Amazon Autos Expands to Kia, Mazda, Subaru, Chevrolet, and Jeep Across 130+ US Cities

Amazon Autos car marketplace expanding to Kia Mazda Subaru Chevrolet and Jeep across 130 US cities

Amazon has quietly expanded its Amazon Autos vehicle marketplace to include cars from Kia, Mazda, Subaru, Chevrolet, and Jeep, according to a report from CNBC — adding five major automotive brands to a service that launched in late 2024 with Hyundai as its exclusive brand partner. The expansion brings Amazon Autos to over 130 US cities, making it one of the most geographically broad online vehicle purchasing platforms in the country. Amazon Autos allows customers to browse inventory, get financing quotes, and complete the purchase transaction online before picking up the vehicle at a local dealership — a model that preserves the physical dealership relationship while moving the research and transaction phases to Amazon's platform.

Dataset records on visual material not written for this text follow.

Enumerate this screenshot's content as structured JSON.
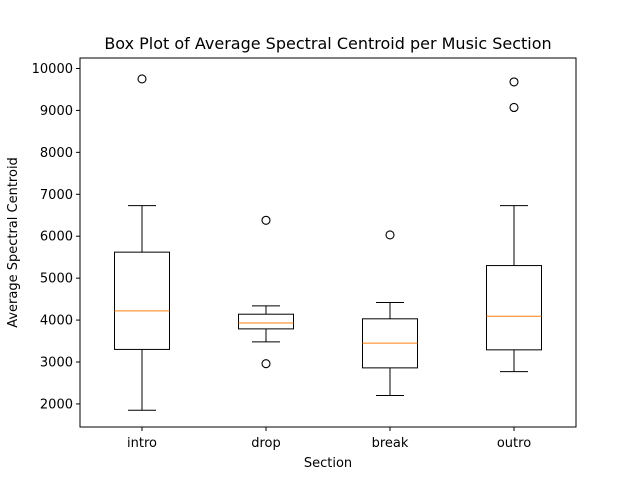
{
  "chart_data": {
    "type": "box",
    "title": "Box Plot of Average Spectral Centroid per Music Section",
    "xlabel": "Section",
    "ylabel": "Average Spectral Centroid",
    "ylim": [
      1450,
      10250
    ],
    "yticks": [
      2000,
      3000,
      4000,
      5000,
      6000,
      7000,
      8000,
      9000,
      10000
    ],
    "grid": false,
    "categories": [
      "intro",
      "drop",
      "break",
      "outro"
    ],
    "boxes": [
      {
        "label": "intro",
        "whisker_low": 1850,
        "q1": 3300,
        "median": 4220,
        "q3": 5620,
        "whisker_high": 6730,
        "outliers": [
          9750
        ]
      },
      {
        "label": "drop",
        "whisker_low": 3480,
        "q1": 3790,
        "median": 3930,
        "q3": 4140,
        "whisker_high": 4340,
        "outliers": [
          6380,
          2960
        ]
      },
      {
        "label": "break",
        "whisker_low": 2200,
        "q1": 2860,
        "median": 3450,
        "q3": 4030,
        "whisker_high": 4420,
        "outliers": [
          6030
        ]
      },
      {
        "label": "outro",
        "whisker_low": 2770,
        "q1": 3290,
        "median": 4090,
        "q3": 5300,
        "whisker_high": 6730,
        "outliers": [
          9680,
          9070
        ]
      }
    ],
    "colors": {
      "box": "#000000",
      "median": "#ff7f0e",
      "outlier": "#000000"
    }
  }
}
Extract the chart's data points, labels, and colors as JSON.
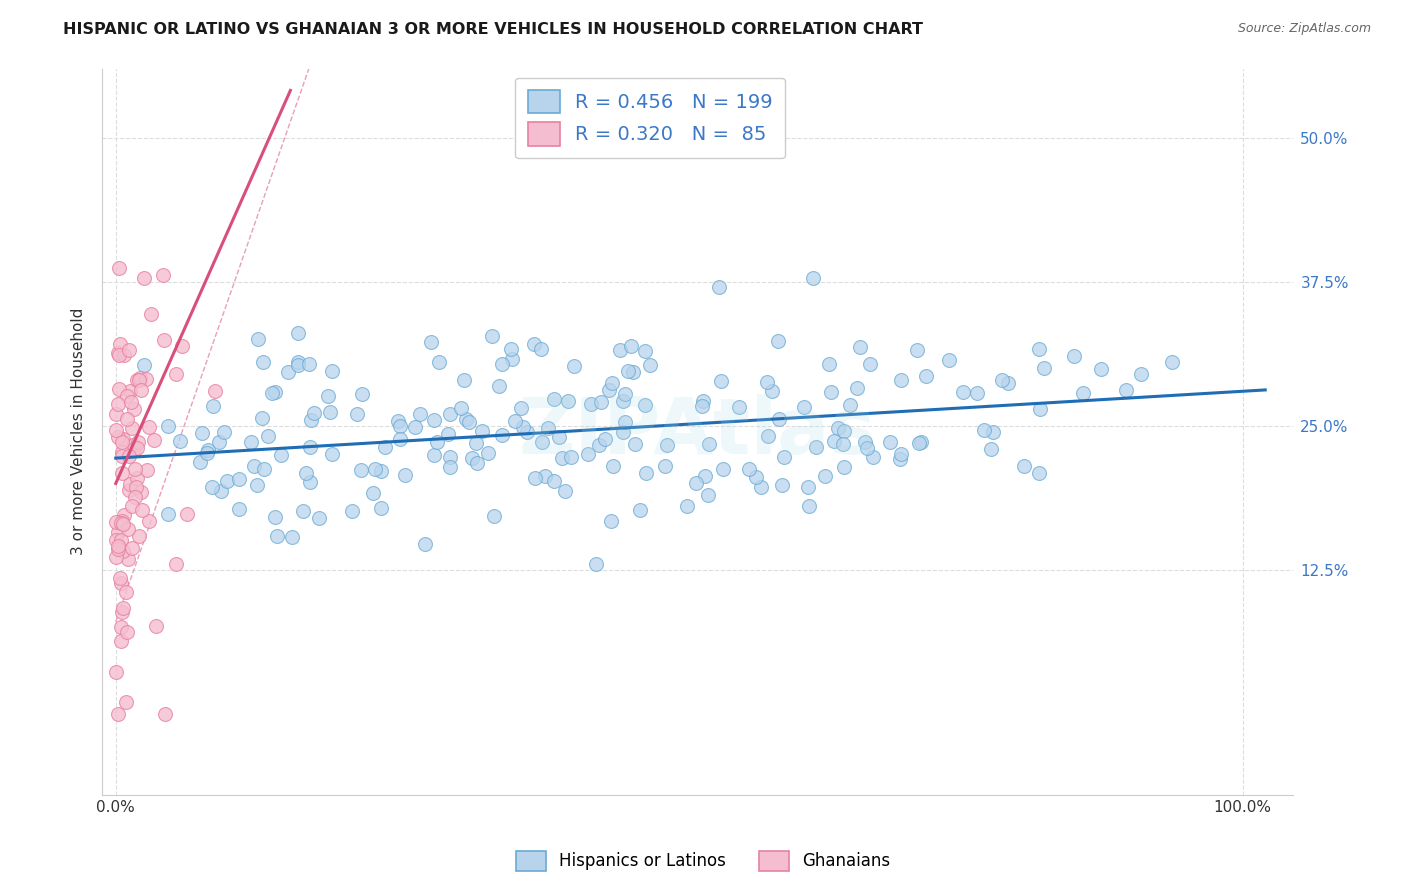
{
  "title": "HISPANIC OR LATINO VS GHANAIAN 3 OR MORE VEHICLES IN HOUSEHOLD CORRELATION CHART",
  "source": "Source: ZipAtlas.com",
  "ylabel": "3 or more Vehicles in Household",
  "blue_R": 0.456,
  "blue_N": 199,
  "pink_R": 0.32,
  "pink_N": 85,
  "blue_dot_face": "#b8d4ed",
  "blue_dot_edge": "#6aaad4",
  "pink_dot_face": "#f5bdd0",
  "pink_dot_edge": "#e8819f",
  "blue_line_color": "#1e6db5",
  "pink_line_color": "#d94f7a",
  "pink_dash_color": "#e8a0b5",
  "grid_color": "#dddddd",
  "bg_color": "#ffffff",
  "tick_color": "#3c78c8",
  "watermark": "ZIPAtlas",
  "legend_label_blue": "Hispanics or Latinos",
  "legend_label_pink": "Ghanaians",
  "blue_slope": 0.058,
  "blue_intercept": 0.222,
  "pink_slope": 2.2,
  "pink_intercept": 0.2,
  "pink_dash_slope": 2.8,
  "pink_dash_intercept": 0.08,
  "y_ticks": [
    0.125,
    0.25,
    0.375,
    0.5
  ],
  "y_tick_labels": [
    "12.5%",
    "25.0%",
    "37.5%",
    "50.0%"
  ],
  "x_lim": [
    -0.012,
    1.045
  ],
  "y_lim": [
    -0.07,
    0.56
  ]
}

What Amazon Autos Is and How It Works

Amazon Autos is an online vehicle marketplace integrated directly into Amazon.com, allowing customers to search new car inventory from participating dealerships, configure financing options, and complete a binding purchase agreement without visiting a showroom. The vehicle is then picked up at the selling dealership. The model differs from fully online car retailers like Carvana — which handle inventory directly and deliver vehicles — by keeping dealerships as the physical fulfillment partner. This approach reduces Amazon's capital requirements and avoids the regulatory complexities of operating as a licensed dealer in 50 states, while giving it access to the inventory breadth that franchise dealerships provide.

The expansion from Hyundai to six brands (adding Kia, Mazda, Subaru, Chevrolet, and Jeep) substantially increases the addressable inventory on the platform. Hyundai and Kia together represent a significant volume of US vehicle sales; adding Chevrolet brings the largest US automotive brand by volume into the Amazon ecosystem. Amazon's broader retail expansion strategy has consistently moved into high-consideration purchase categories — appliances, furniture, grocery — where the research-to-purchase journey benefits from Amazon's search, review, and payment infrastructure.

Why Automakers and Dealers Are Participating

For automakers, Amazon Autos offers access to the most visited retail destination in the US — a distribution channel that reaches car buyers earlier in their research process than traditional dealership advertising. For dealerships, participation provides a customer acquisition channel without requiring the dealership to build its own digital sales infrastructure. The Amazon model preserves dealer relationships rather than disintermediating them, which is why the program has attracted willing partners rather than facing the dealer resistance that confronted Tesla's direct sales model and Carvana's dealer-free approach.

Frequently Asked Questions

What brands are available on Amazon Autos?

Amazon Autos now offers vehicles from Hyundai, Kia, Mazda, Subaru, Chevrolet, and Jeep across 130+ US cities, following the service's expansion beyond its Hyundai-exclusive launch.

Can you buy a car completely online through Amazon?

Amazon Autos allows customers to complete the purchase transaction online, but vehicle pickup occurs at the selling dealership. It is not a home-delivery model like Carvana.

How does Amazon Autos make money?

Amazon earns fees from participating dealerships for leads and completed transactions generated through the platform, similar to its marketplace model in other retail categories.

The Bottom Line

Amazon Autos' quiet expansion from one brand to six, across 130+ cities, is the company executing its typical playbook: launch with a single partner, prove the model, then scale to category coverage. Automobiles represent the largest single retail category in the US by dollar volume — a market that Amazon has been unable to meaningfully participate in due to the complexity of the purchase transaction and the regulatory framework protecting franchise dealerships. The dealer-preserving model may be the key that unlocks the automotive category for Amazon in a way that previous direct-to-consumer vehicle marketplace attempts could not achieve.